For the next two hours, while his arms and shoulders screamed in protest at their cramped position, he browsed through the records, watching as the Nar molecular biologists, lifetimes ago, learned how the terrestrial-style information molecules, enzymes, and lipids worked together to make living organisms. They were practicing for the reinvention of man.
It was strange to think of a young Voth, a Voth without an honorific in his name, as one of those researchers. Long as was the Nar life span, there couldn’t be many survivors of those original teams. At what point had Voth split away to follow other byroads, eventually to found the touch group that had given him his present eminence, while newer teams sprang up and fused and split and recombined to take up the ever-multiplying branches of research? There was a biological treasure trove to explore — a wealth of possibilities that had transformed Nar civilization. They were in no hurry to get to man.

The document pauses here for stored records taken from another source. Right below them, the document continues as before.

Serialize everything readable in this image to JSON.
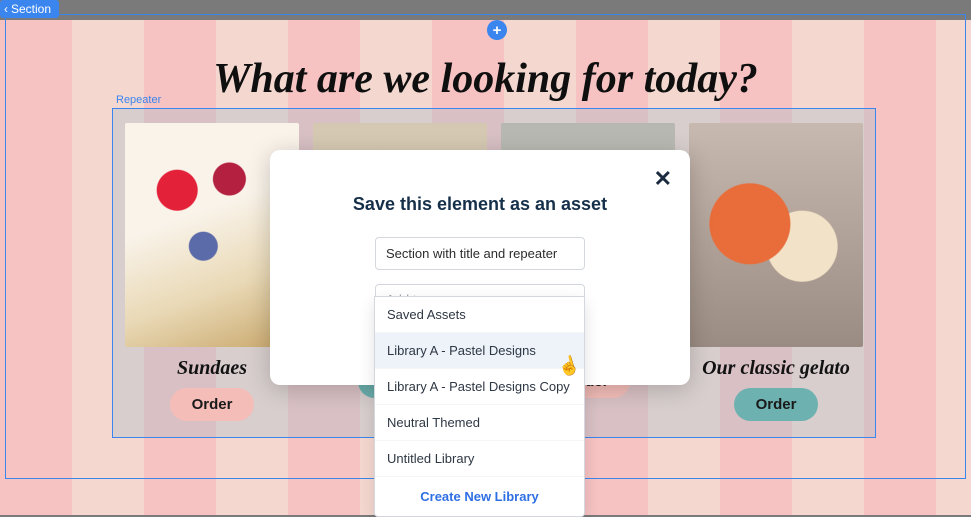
{
  "section_tab_label": "Section",
  "headline": "What are we looking for today?",
  "repeater_label": "Repeater",
  "cards": [
    {
      "title": "Sundaes",
      "button": "Order",
      "variant": "pink"
    },
    {
      "title": "",
      "button": "Order",
      "variant": "teal"
    },
    {
      "title": "",
      "button": "Order",
      "variant": "pink"
    },
    {
      "title": "Our classic gelato",
      "button": "Order",
      "variant": "teal"
    }
  ],
  "modal": {
    "title": "Save this element as an asset",
    "input_value": "Section with title and repeater",
    "select_placeholder": "Add to"
  },
  "dropdown": {
    "options": [
      "Saved Assets",
      "Library A - Pastel Designs",
      "Library A - Pastel Designs Copy",
      "Neutral Themed",
      "Untitled Library"
    ],
    "hovered_index": 1,
    "create_label": "Create New Library"
  }
}
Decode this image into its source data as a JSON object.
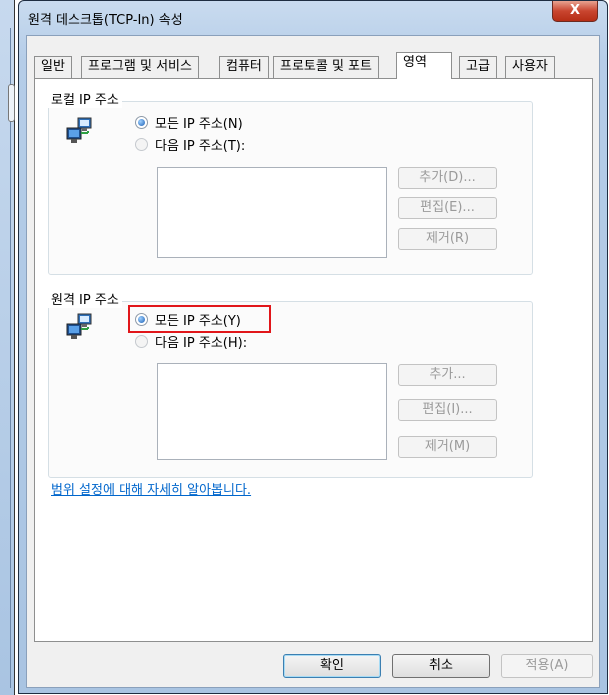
{
  "window": {
    "title": "원격 데스크톱(TCP-In) 속성",
    "close_glyph": "X"
  },
  "tabs": [
    {
      "label": "일반"
    },
    {
      "label": "프로그램 및 서비스"
    },
    {
      "label": "컴퓨터"
    },
    {
      "label": "프로토콜 및 포트"
    },
    {
      "label": "영역"
    },
    {
      "label": "고급"
    },
    {
      "label": "사용자"
    }
  ],
  "active_tab": "영역",
  "local_ip": {
    "group_label": "로컬 IP 주소",
    "icon": "network-computers-icon",
    "option_any": "모든 IP 주소(N)",
    "option_these": "다음 IP 주소(T):",
    "selected": "any",
    "add_button": "추가(D)...",
    "edit_button": "편집(E)...",
    "remove_button": "제거(R)"
  },
  "remote_ip": {
    "group_label": "원격 IP 주소",
    "icon": "network-computers-icon",
    "option_any": "모든 IP 주소(Y)",
    "option_these": "다음 IP 주소(H):",
    "selected": "any",
    "add_button": "추가...",
    "edit_button": "편집(I)...",
    "remove_button": "제거(M)"
  },
  "help_link": "범위 설정에 대해 자세히 알아봅니다.",
  "footer": {
    "ok": "확인",
    "cancel": "취소",
    "apply": "적용(A)"
  },
  "colors": {
    "highlight_border": "#e1161a",
    "link": "#0066cc",
    "title_gradient_top": "#c9dbef"
  }
}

The Nar sense of time, with its enormous scale, was not conducive to urgency. Things could be put down, laid aside. Everything was always there, spread out in eternity, to be taken up again by one’s future self or by the future self of some touch brother’s spawn, nearing sentience and ready to be adopted into the touch group.
Bram got up, stretched, and felt his joints crack. Outside, the city was sleeping. Through the clear elastic window, the sprawling lacelike patterns of boulevards, plazas, and junctions glowed with the pale blue biolight of the wee hours. A single strand of bubble cars crept through the black sky, carrying late commuters. A preoccupied snuffling and scraping from somewhere below told where a street-cleaning behemoth was pulling its flat bulk along the avenue. In the human quarter, which was visible as a ragged patch of brightness in the distance, even the most tenacious reveler would long since have staggered home by now.